Leigha Rock, a Craniofacial Science doctoral candidate, won a Frederick Banting and Charles Best Canada Graduate Scholarships Doctoral Award. Rock is now one of only a handful of doctoral students from the Faculty of Dentistry who, over the years, have garnered the prestigious scholarship from the Canadian Institutes of Health Research (CIHR).

Leigha Rock
Rock’s research aims to predict cancer risk in oral premalignant lesions. Specifically, she is investigating genomic markers and changes in clinicopathological features over time, toward predicting malignant transformation of low-grade oral dysplasia.
Now in her third year, her project will build on findings by a research group from the BC Oral Cancer Prevention Program at the BC Cancer Agency, which has developed the only validated molecular marker for progression. This marker categorizes low-grade lesions into groups at low, medium and high risk for progression to cancer. The search for additional markers is important and has the potential to impact prevention, screening, diagnosis and treatment of this disease.

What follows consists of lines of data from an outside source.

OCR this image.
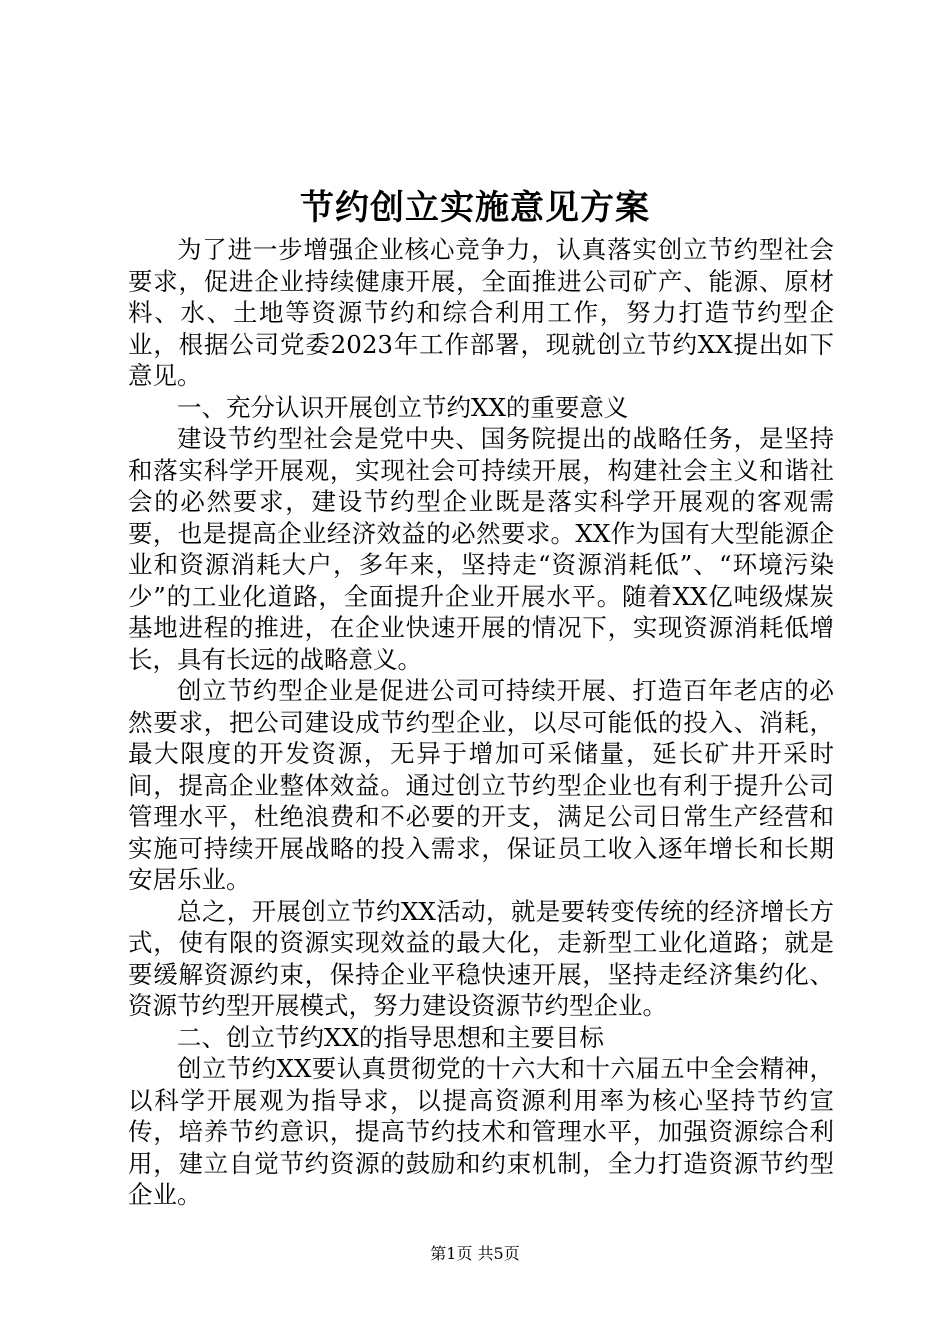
节约创立实施意见方案

为了进一步增强企业核心竞争力，认真落实创立节约型社会要求，促进企业持续健康开展，全面推进公司矿产、能源、原材料、水、土地等资源节约和综合利用工作，努力打造节约型企业，根据公司党委2023年工作部署，现就创立节约XX提出如下意见。

一、充分认识开展创立节约XX的重要意义

建设节约型社会是党中央、国务院提出的战略任务，是坚持和落实科学开展观，实现社会可持续开展，构建社会主义和谐社会的必然要求，建设节约型企业既是落实科学开展观的客观需要，也是提高企业经济效益的必然要求。XX作为国有大型能源企业和资源消耗大户，多年来，坚持走“资源消耗低”、“环境污染少”的工业化道路，全面提升企业开展水平。随着XX亿吨级煤炭基地进程的推进，在企业快速开展的情况下，实现资源消耗低增长，具有长远的战略意义。

创立节约型企业是促进公司可持续开展、打造百年老店的必然要求，把公司建设成节约型企业，以尽可能低的投入、消耗，最大限度的开发资源，无异于增加可采储量，延长矿井开采时间，提高企业整体效益。通过创立节约型企业也有利于提升公司管理水平，杜绝浪费和不必要的开支，满足公司日常生产经营和实施可持续开展战略的投入需求，保证员工收入逐年增长和长期安居乐业。

总之，开展创立节约XX活动，就是要转变传统的经济增长方式，使有限的资源实现效益的最大化，走新型工业化道路；就是要缓解资源约束，保持企业平稳快速开展，坚持走经济集约化、资源节约型开展模式，努力建设资源节约型企业。

二、创立节约XX的指导思想和主要目标

创立节约XX要认真贯彻党的十六大和十六届五中全会精神，以科学开展观为指导求，以提高资源利用率为核心坚持节约宣传，培养节约意识，提高节约技术和管理水平，加强资源综合利用，建立自觉节约资源的鼓励和约束机制，全力打造资源节约型企业。

第1页 共5页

This CIHR doctoral scholarship award is substantial at $105,000 over three years. Competition for these nation-wide awards is stiff across all the health disciplines–the majority have typically gone to medicine researchers. Rock placed in the top 0.43 percent of all applicants. This, according to UBC Dentistry’s grant department, is the highest ranking achieved by any doctoral student in the Faculty in the last 30 years.
Rock attributes her success in winning the scholarship to “the outstanding support I am receiving from my supervisor, my committee and the Faculty.” She is supervised by Dr. Denise Laronde, associate professor in the Department of Oral Biological & Medical Sciences. Dr. Miriam Rosin, senior scientist at the BC Cancer Agency, and Drs. Lewei Zhang and Batoul Shariati from the Faculty of Dentistry are also members of Rock’s PhD thesis committee.